Nous partons le vendredi soir. Grâce à mon intervention, nous dormons confortablement au gîte municipal de pont-en-royans. Le samedi matin, nous avons rendez-vous avec Gilles à St Laurent-en-Royans vers 8h30, où Amélie nous rejoint quelques minutes plus tard.
L’aventure commence bien car nous nous trompons de parking ce qui nous vaut 20mn de randonnée dans la neige.
Bernard équipe alors que Cyrille et moi faisons quelques photos. Bernard a quelques problèmes pour atteindre les spits sûrement plantés par un géant. Nous atteignons le fond du P140 bien plus tard que prévu. Amélie est un peu fatiguée, elle s’est bien faite rincer dans le pendule du P140. Nous mangeons à la sortie de la galerie des manchots, dans le grand collecteur. Amélie et Gilles décident de remonter. Nous explorons l’amont et l’aval du grand collecteur dans lequel nous faisons aussi pas mal de photos. Il est 22h lorsque nous décidons de remonter. Un petit crochet pour explorer la suite de la galerie de la neige où nous n’osons pas passer, tellement les cristaux des gours sont intactes. Il est 23h lorsque nous décollons du fond. Je déséquipe, je me rends ainsi mieux compte des problèmes qu’a dû rencontrer Bernard…. Nous avons remonté aussi du matos du CAF de Romans, ce qui nous vaut d’avoir deux kits chacun. IL est 2h du matin lorsque je sors : il pleut, super ! le temps de se changer et nous reprenons la route. Il est 6h30 lorsque nous arrivons à Valbonne.


10/03/07

J'arrive le vendredi soir à Valence: ça commence bien, il pleut déjà. Roger passe me chercher et nous voilà en route pour aller chez François. Le lendemain matin, surprise : il a neigé 10 cm dans la nuit. La température est bien négative. Le scialet robin est à 100m de la route ce qui réduit la marche d'approche. Gilles équipe le premier puit et s'aperçoit que le reste n'est pas équipé, nous équipons le puit suivant avec un corde que nous avions dans la voiture. Heureusement la suite à l'air équipé. Je suis très excité car Gilles n'arrête pas de me dire que la suite est magnifique. Et là, tous mes espoirs s'envolent car la suite n'est plus équipée: Gilles pense à un acte de malveillance. L'heure tourne et François nous propose finalement d'aller faire un petit tour dans le réseau Gathier par le scialet du Brudour. La température négative et un vent glacial rendent la séance d'habillement terrible. La visite de ce réseau est très agréable, elle ne nécessite qu'une corde. Je passe le lac du passage clé mais personne ne veut suivre (ils veulent tous rentrer pour l'apéro et la raclette) je me suis mouillé jusqu'au nombril pour rien.

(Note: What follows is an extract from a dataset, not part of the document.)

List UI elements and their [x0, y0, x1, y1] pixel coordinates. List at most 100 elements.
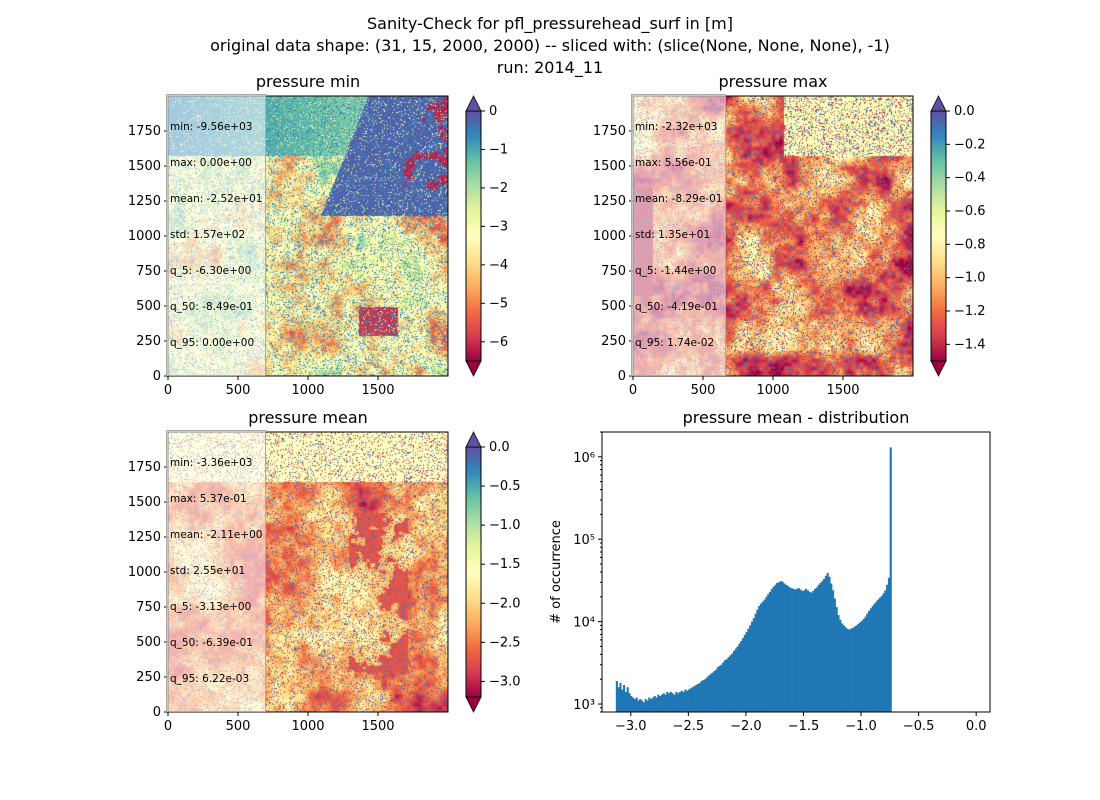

attention pour équipér le trou, il faut des plaquettes avec un trou pour la vis de 10mn et des écrous de diamétre 10mn, donc une clé de 17 et une de 13 pour les plaquettes classiques.


03/03/07

séances photos avec Laurent dans l'aven ollivier, le vigneron et l'embut de Causols, pour enrichir le site du rassemblement.


13/01/07 spéléo au cappuccino

Le but est d'aller récupérer du matos et de faire une éventuelle jonction à la voix, entre le dernier chantier en date et le P50. Le temps est vraiment beau pour cette saison. Comme souvent, Caussols nous offre le panorama de la mer de nuage. Le grand Pascal et Jo restent dans le P50, alors que Laurent et moi continuons la descente pour remonter toutes les nouvelles escalades pour arriver sur le chantier où quelques tirs ont déjà été fait. Une fois engagés dans l'étroiture, nous entendons les deux lascars. Nous les guidons à la voix et après quelques minutes, ils sont suffisament près pour que nous puissions converser mais sans encore nous voir. Le temps de récuperer le matos, nous descendons pour rejoindre la grande galerie et commencer notre remontée. Il est 15h lorsque nous sortons, quel plaisir de sortir de jour sous ce soleil incroyablement chaud. Mais la journée n'est pas finie car Jo veut aller tirer dans le Garagaï, un passage ventilé que Pascal Vilatte avait repéré. Avant de faire le tir, Laurent descent plus bas et s'enfile de quelques mètres dans une galerie et fini par arriver sous le passage soi-disant ventilé......Pas de tir et retour à la voiture où nous discutons près de 2h.